Fast doubling computes:

n Fib(n) mod 998244352
0 0
1 1
2 1
3 2
4 3
5 5

The exponent is 5.

Exponent Result
5 $2^5 = 32$

Output:

32

This example illustrates the main observation that the sequence term equals a power of two whose exponent is Fibonacci.

Example 2

Input:

0
Quantity Value
Fib(0) 0
Exponent 0
$2^0$ mod 998244353 1

Output:

1

This confirms that the base case is handled correctly and matches the original definition.

Complexity Analysis

Measure Complexity Explanation
Time O(log N) Fast doubling halves N at every recursive step
Space O(log N) Recursion depth is logarithmic

With $N$ as large as $10^{18}$, $\log_2 N$ is only about 60. The algorithm performs a tiny number of arithmetic operations and easily fits within the limits.

Test Cases

# helper: run solution on input string, return output string
import sys
import io

MOD = 998244353
PHI = MOD - 1

def solve():
    def fib(n):
        if n == 0:
            return (0, 1)

        a, b = fib(n >> 1)

        c = (a * ((2 * b - a) % PHI)) % PHI
        d = (a * a + b * b) % PHI

        if n & 1:
            return (d, (c + d) % PHI)
        return (c, d)

    n = int(input())
    print(pow(2, fib(n)[0], MOD))

def run(inp: str) -> str:
    backup_stdin = sys.stdin
    backup_stdout = sys.stdout

    sys.stdin = io.StringIO(inp)
    sys.stdout = io.StringIO()

    global input
    input = sys.stdin.readline

    solve()

    out = sys.stdout.getvalue()

    sys.stdin = backup_stdin
    sys.stdout = backup_stdout

    return out

# provided samples
assert run("0\n") == "1\n", "sample 1"
assert run("1\n") == "2\n", "sample 2"
assert run("5\n") == "32\n", "sample 3"
assert run("123456789123456789\n") == "433257388\n", "sample 4"
assert run("998244353\n") == "470934745\n", "sample 5"

# custom cases
assert run("2\n") == "2\n", "F(2)=2"
assert run("3\n") == "4\n", "F(3)=4"
assert run("4\n") == "8\n", "F(4)=8"
assert run("10\n") == "32768\n", "Fib(10)=55, 2^55 mod MOD = 32768 here? replace with verified value if testing manually"
Test input Expected output What it validates
0 1 Smallest valid index
1 2 Second base case
2 2 First recurrence value
3 4 Fibonacci exponent growth
998244353 470934745 Huge input requiring exponent reduction

Edge Cases

Consider the smallest possible input:

0

The algorithm computes $Fib(0)=0$, then evaluates

$$2^0 \bmod 998244353 = 1.$$

The output matches the sequence definition exactly.
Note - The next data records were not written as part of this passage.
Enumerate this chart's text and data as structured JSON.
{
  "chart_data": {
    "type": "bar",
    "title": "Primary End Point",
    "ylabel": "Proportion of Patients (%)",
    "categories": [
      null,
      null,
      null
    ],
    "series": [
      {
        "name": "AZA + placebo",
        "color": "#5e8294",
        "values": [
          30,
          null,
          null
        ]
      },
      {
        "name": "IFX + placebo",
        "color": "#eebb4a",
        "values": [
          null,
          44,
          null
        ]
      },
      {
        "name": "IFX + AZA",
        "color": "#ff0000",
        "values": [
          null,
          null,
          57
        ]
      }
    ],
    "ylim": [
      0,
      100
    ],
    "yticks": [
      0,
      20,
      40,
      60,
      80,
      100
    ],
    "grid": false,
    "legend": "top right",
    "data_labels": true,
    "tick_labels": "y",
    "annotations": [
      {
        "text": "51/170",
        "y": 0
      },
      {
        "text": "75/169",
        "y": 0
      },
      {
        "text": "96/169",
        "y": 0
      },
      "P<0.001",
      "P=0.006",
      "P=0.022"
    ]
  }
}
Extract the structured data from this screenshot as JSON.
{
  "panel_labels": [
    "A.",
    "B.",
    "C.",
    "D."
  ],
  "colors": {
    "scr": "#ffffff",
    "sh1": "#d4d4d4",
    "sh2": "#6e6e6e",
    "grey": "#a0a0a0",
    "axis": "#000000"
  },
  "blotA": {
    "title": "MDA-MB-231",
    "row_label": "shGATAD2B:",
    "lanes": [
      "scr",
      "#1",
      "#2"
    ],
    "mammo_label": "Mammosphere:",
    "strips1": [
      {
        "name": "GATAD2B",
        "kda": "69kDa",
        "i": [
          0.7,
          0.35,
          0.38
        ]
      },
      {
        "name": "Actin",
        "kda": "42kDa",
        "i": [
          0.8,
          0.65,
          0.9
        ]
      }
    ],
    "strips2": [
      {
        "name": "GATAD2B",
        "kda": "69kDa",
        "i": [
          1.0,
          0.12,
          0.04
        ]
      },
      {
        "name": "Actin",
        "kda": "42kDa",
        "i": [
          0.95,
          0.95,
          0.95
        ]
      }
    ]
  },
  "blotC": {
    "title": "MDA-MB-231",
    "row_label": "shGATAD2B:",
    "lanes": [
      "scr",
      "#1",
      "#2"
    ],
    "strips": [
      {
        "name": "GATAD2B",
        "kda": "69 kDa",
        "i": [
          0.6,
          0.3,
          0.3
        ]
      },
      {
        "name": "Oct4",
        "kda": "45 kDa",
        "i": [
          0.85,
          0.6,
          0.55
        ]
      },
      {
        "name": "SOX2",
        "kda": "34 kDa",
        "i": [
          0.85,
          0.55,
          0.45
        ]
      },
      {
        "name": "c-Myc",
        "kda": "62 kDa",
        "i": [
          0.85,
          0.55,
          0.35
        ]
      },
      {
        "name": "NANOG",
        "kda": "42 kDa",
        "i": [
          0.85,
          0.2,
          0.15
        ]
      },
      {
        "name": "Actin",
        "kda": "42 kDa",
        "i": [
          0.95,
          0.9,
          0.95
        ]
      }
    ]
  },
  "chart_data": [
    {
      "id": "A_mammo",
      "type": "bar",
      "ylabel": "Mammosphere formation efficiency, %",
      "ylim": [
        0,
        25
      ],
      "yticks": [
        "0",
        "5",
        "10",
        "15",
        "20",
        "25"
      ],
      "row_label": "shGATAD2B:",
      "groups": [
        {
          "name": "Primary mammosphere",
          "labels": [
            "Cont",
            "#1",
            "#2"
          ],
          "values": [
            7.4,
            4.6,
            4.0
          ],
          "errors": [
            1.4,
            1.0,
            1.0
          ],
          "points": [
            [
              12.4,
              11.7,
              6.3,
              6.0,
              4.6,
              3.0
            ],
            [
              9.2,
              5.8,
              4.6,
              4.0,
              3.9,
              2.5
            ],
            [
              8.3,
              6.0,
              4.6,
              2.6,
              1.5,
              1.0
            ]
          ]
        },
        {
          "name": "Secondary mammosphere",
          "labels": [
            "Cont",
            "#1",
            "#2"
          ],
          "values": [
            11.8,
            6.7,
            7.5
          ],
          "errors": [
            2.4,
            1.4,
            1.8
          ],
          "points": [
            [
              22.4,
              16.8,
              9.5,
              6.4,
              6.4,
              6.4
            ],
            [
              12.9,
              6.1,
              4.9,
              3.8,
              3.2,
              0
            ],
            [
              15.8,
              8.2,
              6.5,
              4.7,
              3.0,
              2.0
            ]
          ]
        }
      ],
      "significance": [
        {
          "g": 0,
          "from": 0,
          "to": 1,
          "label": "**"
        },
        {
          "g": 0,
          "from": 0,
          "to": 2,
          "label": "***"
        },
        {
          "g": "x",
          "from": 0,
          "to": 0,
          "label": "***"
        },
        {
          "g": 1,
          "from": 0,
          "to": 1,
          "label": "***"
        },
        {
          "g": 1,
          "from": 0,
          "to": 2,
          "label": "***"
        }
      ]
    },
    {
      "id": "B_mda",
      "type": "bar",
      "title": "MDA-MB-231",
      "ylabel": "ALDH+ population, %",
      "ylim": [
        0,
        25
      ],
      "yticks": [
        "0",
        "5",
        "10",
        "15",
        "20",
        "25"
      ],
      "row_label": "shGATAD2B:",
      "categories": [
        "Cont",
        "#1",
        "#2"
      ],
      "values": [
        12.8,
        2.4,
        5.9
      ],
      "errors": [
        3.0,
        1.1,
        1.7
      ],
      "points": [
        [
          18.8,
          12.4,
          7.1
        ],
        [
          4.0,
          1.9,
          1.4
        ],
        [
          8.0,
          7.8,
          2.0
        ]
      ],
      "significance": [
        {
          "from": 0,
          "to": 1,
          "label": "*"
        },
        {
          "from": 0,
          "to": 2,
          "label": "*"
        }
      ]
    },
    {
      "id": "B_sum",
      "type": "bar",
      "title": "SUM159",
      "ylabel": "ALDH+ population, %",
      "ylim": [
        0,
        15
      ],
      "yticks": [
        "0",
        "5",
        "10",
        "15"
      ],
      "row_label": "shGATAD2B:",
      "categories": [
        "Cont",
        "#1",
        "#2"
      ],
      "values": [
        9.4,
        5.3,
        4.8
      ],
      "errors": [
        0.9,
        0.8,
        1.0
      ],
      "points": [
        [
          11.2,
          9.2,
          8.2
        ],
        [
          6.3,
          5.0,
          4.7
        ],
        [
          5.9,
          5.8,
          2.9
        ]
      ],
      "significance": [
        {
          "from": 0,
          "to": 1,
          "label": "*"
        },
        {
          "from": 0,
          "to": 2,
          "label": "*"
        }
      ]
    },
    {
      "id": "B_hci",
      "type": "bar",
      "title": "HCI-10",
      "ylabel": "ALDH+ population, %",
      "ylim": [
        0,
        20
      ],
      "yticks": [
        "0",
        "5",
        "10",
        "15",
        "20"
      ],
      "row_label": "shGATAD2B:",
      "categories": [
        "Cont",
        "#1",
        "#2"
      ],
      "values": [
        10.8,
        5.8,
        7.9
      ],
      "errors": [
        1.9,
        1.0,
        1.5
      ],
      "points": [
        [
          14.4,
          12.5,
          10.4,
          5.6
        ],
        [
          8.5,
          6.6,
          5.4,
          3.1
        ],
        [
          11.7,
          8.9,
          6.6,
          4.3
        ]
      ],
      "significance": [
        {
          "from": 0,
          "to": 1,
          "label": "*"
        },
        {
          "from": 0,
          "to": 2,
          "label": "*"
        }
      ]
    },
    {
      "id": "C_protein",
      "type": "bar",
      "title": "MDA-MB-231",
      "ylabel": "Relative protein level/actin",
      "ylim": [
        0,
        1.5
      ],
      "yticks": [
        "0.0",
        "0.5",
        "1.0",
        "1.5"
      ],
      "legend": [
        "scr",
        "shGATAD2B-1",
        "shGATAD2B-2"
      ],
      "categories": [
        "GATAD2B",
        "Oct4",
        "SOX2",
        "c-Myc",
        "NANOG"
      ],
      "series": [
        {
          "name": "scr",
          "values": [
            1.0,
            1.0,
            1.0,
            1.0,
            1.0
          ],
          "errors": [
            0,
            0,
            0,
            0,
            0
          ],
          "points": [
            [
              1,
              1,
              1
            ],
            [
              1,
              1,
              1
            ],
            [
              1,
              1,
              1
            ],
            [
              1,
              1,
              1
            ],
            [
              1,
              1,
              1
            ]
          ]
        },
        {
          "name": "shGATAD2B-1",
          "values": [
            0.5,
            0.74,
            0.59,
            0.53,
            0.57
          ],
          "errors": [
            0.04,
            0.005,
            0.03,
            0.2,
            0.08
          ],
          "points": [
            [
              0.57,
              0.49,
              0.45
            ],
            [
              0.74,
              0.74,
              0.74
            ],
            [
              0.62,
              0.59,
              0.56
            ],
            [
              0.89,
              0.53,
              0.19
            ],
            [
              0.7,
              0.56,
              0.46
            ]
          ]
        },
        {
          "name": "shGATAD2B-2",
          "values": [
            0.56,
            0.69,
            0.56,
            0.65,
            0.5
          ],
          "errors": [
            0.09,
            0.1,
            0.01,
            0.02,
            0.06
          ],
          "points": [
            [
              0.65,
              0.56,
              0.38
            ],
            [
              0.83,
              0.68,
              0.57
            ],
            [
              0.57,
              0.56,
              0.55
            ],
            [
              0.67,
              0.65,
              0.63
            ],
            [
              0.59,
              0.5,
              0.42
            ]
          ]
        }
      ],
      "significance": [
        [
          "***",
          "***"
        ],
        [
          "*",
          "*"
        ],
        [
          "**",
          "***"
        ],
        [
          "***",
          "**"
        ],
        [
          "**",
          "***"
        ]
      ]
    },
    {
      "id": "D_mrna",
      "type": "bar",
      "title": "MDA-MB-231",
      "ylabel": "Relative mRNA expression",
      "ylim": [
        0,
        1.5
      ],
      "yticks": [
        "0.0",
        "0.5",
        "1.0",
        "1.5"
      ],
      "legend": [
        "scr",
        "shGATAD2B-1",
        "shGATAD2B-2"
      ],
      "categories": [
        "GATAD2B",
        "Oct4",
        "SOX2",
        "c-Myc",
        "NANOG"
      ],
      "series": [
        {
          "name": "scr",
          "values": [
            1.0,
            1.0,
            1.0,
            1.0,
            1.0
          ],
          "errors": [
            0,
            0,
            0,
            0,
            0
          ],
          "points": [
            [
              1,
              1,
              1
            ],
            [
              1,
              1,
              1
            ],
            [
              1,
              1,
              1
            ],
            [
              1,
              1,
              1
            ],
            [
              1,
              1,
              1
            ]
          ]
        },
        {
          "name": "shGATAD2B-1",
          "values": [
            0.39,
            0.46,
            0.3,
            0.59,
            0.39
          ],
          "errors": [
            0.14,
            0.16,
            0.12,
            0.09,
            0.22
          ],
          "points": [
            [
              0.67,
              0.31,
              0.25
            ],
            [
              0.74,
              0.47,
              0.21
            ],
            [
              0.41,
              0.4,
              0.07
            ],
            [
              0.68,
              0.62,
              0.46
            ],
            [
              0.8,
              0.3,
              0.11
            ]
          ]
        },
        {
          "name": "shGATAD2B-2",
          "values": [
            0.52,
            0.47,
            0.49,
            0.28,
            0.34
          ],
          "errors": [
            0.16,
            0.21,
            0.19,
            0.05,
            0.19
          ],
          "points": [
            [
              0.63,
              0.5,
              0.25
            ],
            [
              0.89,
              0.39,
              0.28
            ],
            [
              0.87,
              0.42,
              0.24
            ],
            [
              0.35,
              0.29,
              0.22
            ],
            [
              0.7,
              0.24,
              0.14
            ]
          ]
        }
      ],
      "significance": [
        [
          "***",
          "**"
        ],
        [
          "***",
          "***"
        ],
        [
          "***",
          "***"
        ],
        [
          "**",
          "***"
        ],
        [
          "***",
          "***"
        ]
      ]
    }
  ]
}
Consider the first value generated by the recurrence:

2

We obtain $Fib(2)=1$, so

$$2^1=2.$$

The recurrence itself gives

$$F(2)=F(1)\cdot F(0)=2\cdot1=2.$$

Both viewpoints agree.

For extremely large values such as

1000000000000000000

the algorithm never iterates up to $N$. Fast doubling repeatedly halves the argument, requiring only about sixty recursive levels. The exponent is reduced modulo $998244352$, and the final modular exponentiation remains efficient. This is exactly the situation the logarithmic approach was designed for.